President Trump is reading from a script – written by his liberal critics: As we are all know, no western media, or expert ever says anything about Africa without slipping in the magic sentence: ‘we give them aid’.

But Africa doesn’t need western aid, Africa needs to be organized. Aid represents a meagre two percent of Africa’s GDP. In contrast, there is more; much more capital flight from Africa to the West: around 45 percent of the continent’s GDP. If France says it is withdrawing aid to west Africa, the right rejoinder isn’t to appeal to Macron’s solidarity, it is to warn them that if they do, Africa will kick out Areva, Bolloré and Total.

But French President Emmanuel Macron is a reasonable man, Trump is the bully. The effective way to deal with a bully is standing up to them, not appealing to their non-existent generosity. The world shall weather this challenge, Dr. Tedros shall not resign and WHO will be funded. But Americans shouldn’t be surprised that the next UN resolutions are against Hong Kong…

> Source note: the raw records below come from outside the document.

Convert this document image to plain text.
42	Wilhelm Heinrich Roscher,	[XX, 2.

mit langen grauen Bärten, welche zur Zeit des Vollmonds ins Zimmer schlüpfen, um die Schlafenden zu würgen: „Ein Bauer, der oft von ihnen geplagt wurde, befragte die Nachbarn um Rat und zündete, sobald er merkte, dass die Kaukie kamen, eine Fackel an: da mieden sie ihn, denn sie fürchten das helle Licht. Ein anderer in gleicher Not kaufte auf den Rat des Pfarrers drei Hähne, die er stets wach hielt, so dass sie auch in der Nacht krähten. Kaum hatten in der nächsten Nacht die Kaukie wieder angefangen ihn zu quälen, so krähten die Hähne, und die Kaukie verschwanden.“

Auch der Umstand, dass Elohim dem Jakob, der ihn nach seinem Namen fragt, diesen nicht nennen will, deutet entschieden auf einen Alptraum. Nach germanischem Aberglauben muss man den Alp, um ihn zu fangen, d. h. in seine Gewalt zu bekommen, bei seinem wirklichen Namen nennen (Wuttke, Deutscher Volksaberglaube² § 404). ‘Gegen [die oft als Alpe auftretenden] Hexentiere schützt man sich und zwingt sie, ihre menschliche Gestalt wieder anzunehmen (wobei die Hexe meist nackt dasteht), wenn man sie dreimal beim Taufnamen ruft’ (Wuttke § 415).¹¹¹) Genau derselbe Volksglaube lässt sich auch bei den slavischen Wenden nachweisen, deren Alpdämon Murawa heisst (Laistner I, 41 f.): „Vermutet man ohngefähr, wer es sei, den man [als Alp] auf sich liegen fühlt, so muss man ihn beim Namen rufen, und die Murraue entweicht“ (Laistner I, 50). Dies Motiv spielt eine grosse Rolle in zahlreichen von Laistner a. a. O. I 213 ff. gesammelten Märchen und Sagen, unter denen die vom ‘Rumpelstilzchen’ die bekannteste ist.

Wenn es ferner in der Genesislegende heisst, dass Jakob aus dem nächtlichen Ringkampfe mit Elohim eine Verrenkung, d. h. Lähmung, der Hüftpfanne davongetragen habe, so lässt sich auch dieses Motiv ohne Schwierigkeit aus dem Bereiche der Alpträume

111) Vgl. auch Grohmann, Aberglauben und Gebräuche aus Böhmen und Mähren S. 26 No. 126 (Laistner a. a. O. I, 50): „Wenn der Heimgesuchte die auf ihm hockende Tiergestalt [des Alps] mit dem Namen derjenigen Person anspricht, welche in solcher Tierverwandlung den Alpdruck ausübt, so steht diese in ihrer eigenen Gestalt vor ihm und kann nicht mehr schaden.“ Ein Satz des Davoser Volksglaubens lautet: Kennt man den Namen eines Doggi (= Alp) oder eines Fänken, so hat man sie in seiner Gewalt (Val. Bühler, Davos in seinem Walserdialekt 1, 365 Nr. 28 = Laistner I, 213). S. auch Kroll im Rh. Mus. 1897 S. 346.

Lately, African leaders and thinkers have been speaking with a common voice on international matters. We welcome this. But they remain weak as long as they do not have the bomb, nor the money; to quote Nelson Mandela: ‘a person in chains does not negotiate’. Arabs have their bomb and their money, while Africans continue to outsource our existence to chance, and goodwill. Amid a global crisis, it is incumbent upon Africans to not be comfortably numb, to borrow a quote from a European statesman, Winston Churchill: ‘let’s not let a good crisis go to waste’.